Kenny to offer Cabinet seats to Independents in 'rainbow plan'
Published 19/03/2016 | 02:30
Fine Gael is to offer ministries to Independent TDs as the party prepares to rapidly escalate attempts to form a 'rainbow minority government'.
Acting Taoiseach Enda Kenny is to ask up to 20 Independents and the Green Party to play a role in writing a new programme for government, the Irish Independent has learned.
The move will raise the stakes in the bidding war between Fine Gael and Fianna Fáil as both parties seek to get enough support to justify a minority government.
And Mr Kenny now wants to be a position to appoint a Cabinet when the Dáil meets on April 6.
"Independents thought we were looking for support on a case-by-case basis - but it's not, we want them in the room," said a source.
Party strategists accept they will fall short of the 79 seats necessary for a majority but believe if they can get more than 65 votes, the pressure on Fianna Fáil to allow the formation of a government would be too great.

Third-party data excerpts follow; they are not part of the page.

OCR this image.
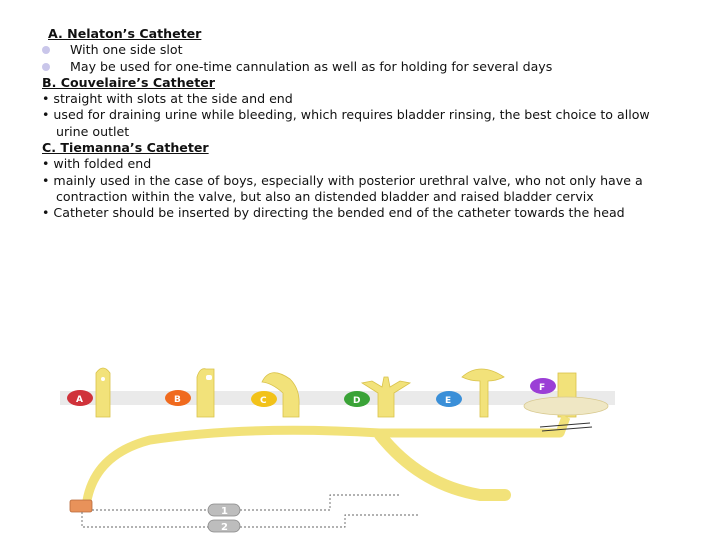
A. Nelaton’s Catheter
With one side slot
May be used for one-time cannulation as well as for holding for several days
B. Couvelaire’s Catheter
• straight with slots at the side and end
• used for draining urine while bleeding, which requires bladder rinsing, the best choice to allow
urine outlet
C. Tiemanna’s Catheter
• with folded end
• mainly used in the case of boys, especially with posterior urethral valve, who not only have a
contraction within the valve, but also an distended bladder and raised bladder cervix
• Catheter should be inserted by directing the bended end of the catheter towards the head
A	B	C	D	E
F
1
2
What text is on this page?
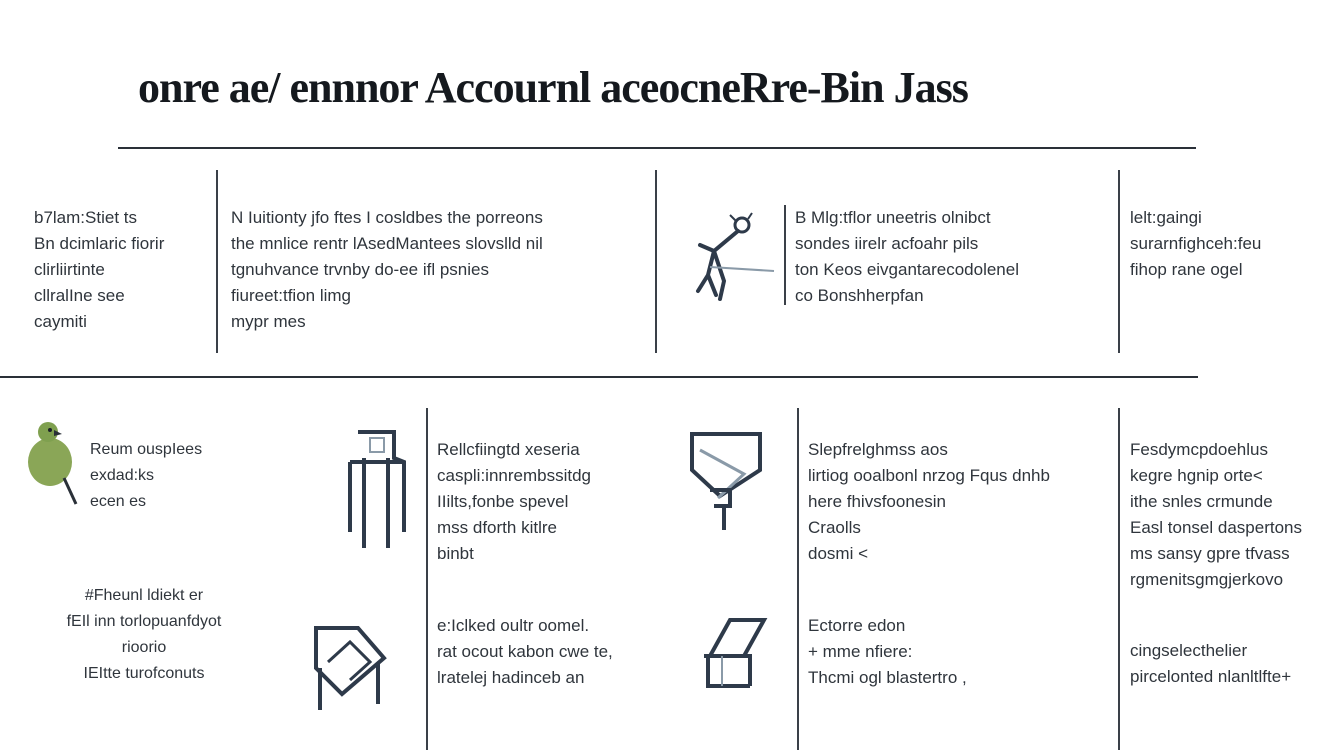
onre ae​/ ennnor Accournl aceocneRre-Bin Jass
b7lam:Stiet ts
Bn dcimlaric fiorir
clirliirtinte
cllralIne see
caymiti
N Iuitionty jfo ftes I cosldbes the porreons
the mnlice rentr lAsedMantees slovslld nil
tgnuhvance trvnby do-ee ifl psnies
fiureet:tfion limg
mypr mes
B Mlg:tflor uneetris olnibct
sondes iirelr acfoahr pils
ton Keos eivgantarecodolenel
co Bonshherpfan
lelt:gaingi
surarnfighceh:feu
fihop rane ogel
Reum ouspIees
exdad:ks
ecen es
Rellcfiingtd xeseria
caspli:innrembssitdg
IIilts,fonbe spevel
mss dforth kitlre
binbt
Slepfrelghmss aos
lirtiog ooalbonl nrzog Fqus dnhb
here fhivsfoonesin
Craolls
dosmi <
Fesdymcpdoehlus
kegre hgnip orte<
ithe snles crmunde
Easl tonsel daspertons
ms sansy gpre tfvass
rgmenitsgmgjerkovo
#Fheunl ldiekt er
fEIl inn torlopuanfdyot
rioorio
IEItte turofconuts
e:Iclked oultr oomel.
rat ocout kabon cwe te,
lratelej hadinceb an
Ectorre edon
+ mme nfiere:
Thcmi ogl blastertro ,
cingselecthelier
pircelonted nlanltlfte+
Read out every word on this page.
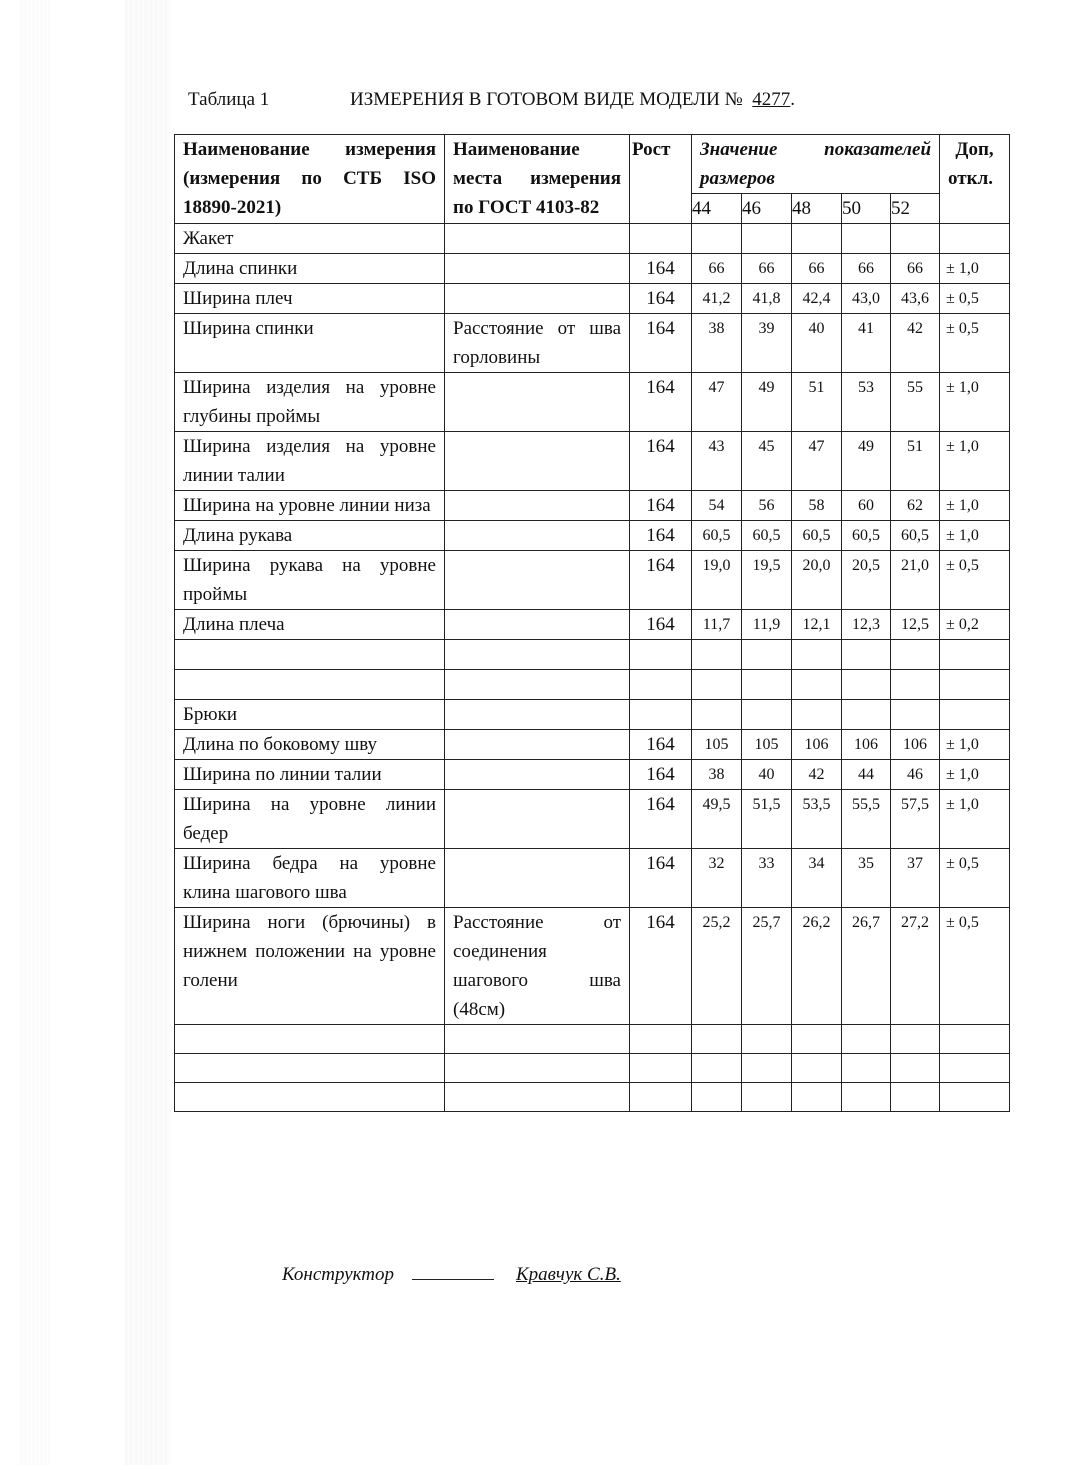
Таблица 1	ИЗМЕРЕНИЯ В ГОТОВОМ ВИДЕ МОДЕЛИ № 4277.
Наименование измерения (измерения по СТБ ISO 18890-2021)	Наименование места измерения по ГОСТ 4103-82	Рост	Значение показателей размеров					Доп, откл.
			44	46	48	50	52	
Жакет								
Длина спинки		164	66	66	66	66	66	± 1,0
Ширина плеч		164	41,2	41,8	42,4	43,0	43,6	± 0,5
Ширина спинки	Расстояние от шва горловины	164	38	39	40	41	42	± 0,5
Ширина изделия на уровне глубины проймы		164	47	49	51	53	55	± 1,0
Ширина изделия на уровне линии талии		164	43	45	47	49	51	± 1,0
Ширина на уровне линии низа		164	54	56	58	60	62	± 1,0
Длина рукава		164	60,5	60,5	60,5	60,5	60,5	± 1,0
Ширина рукава на уровне проймы		164	19,0	19,5	20,0	20,5	21,0	± 0,5
Длина плеча		164	11,7	11,9	12,1	12,3	12,5	± 0,2

Брюки								
Длина по боковому шву		164	105	105	106	106	106	± 1,0
Ширина по линии талии		164	38	40	42	44	46	± 1,0
Ширина на уровне линии бедер		164	49,5	51,5	53,5	55,5	57,5	± 1,0
Ширина бедра на уровне клина шагового шва		164	32	33	34	35	37	± 0,5
Ширина ноги (брючины) в нижнем положении на уровне голени	Расстояние от соединения шагового шва (48см)	164	25,2	25,7	26,2	26,7	27,2	± 0,5

Конструктор	Кравчук С.В.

Fine Gael sources described their new plan as a "modern version" of the 1948 coalition deal which saw all parties except Fianna Fáil enter a coalition. The Cabinet consisted of representatives from six parties and an Independent.
There are indications that the Independent Alliance, a group of five rural TDs, the Green Party and a small number of standalone Independents including Katherine Zappone and Maureen O'Sullivan are interested taking talks to "the next level".
A key element of the Fine Gael plan involves convincing the Labour Party to abstain from voting on April 6.
Mr Kenny will ask his parliamentary party on Tuesday to allow him open "really substantial" negotiations that he hopes will ultimately lead to a programme for government.
The acting Taoiseach is also understood to have privately ruled out any possibility of Fine Gael facilitating a Fianna Fáil-led minority government.
"No way, never - and it's not just Leo Varadkar saying that now," said a senior source.
Fianna Fáil is continuing talks with Independent TDs and is due to give them a document on its plans for rural Ireland this weekend.
However, party strategists do accept they have huge ground to make up and will need somebody to publicly back them soon in order to gain some momentum.
In Brussels yesterday, Mr Kenny said people had voted for "a different range of representation and I think as the largest party in the Dáil it's important that we recognise what that range is".
"And that's why my responsibility continues to be to work with those groups and those individuals in understanding what their concerns and their anxieties are, and what mandate they brought with them from their people, being properly elected to the Dáil, and to reflect that in issues that can be dealt with by the next government," he said.
Roscommon TD Michael Fitzmaurice, who is a member of the Independent Alliance, told the Irish Independent last night that he is keen to continuing working with both sides.
"If you cower you might get your seat back but you won't go down in history for having done anything. There are people running for the hills and minding their little seats," he said.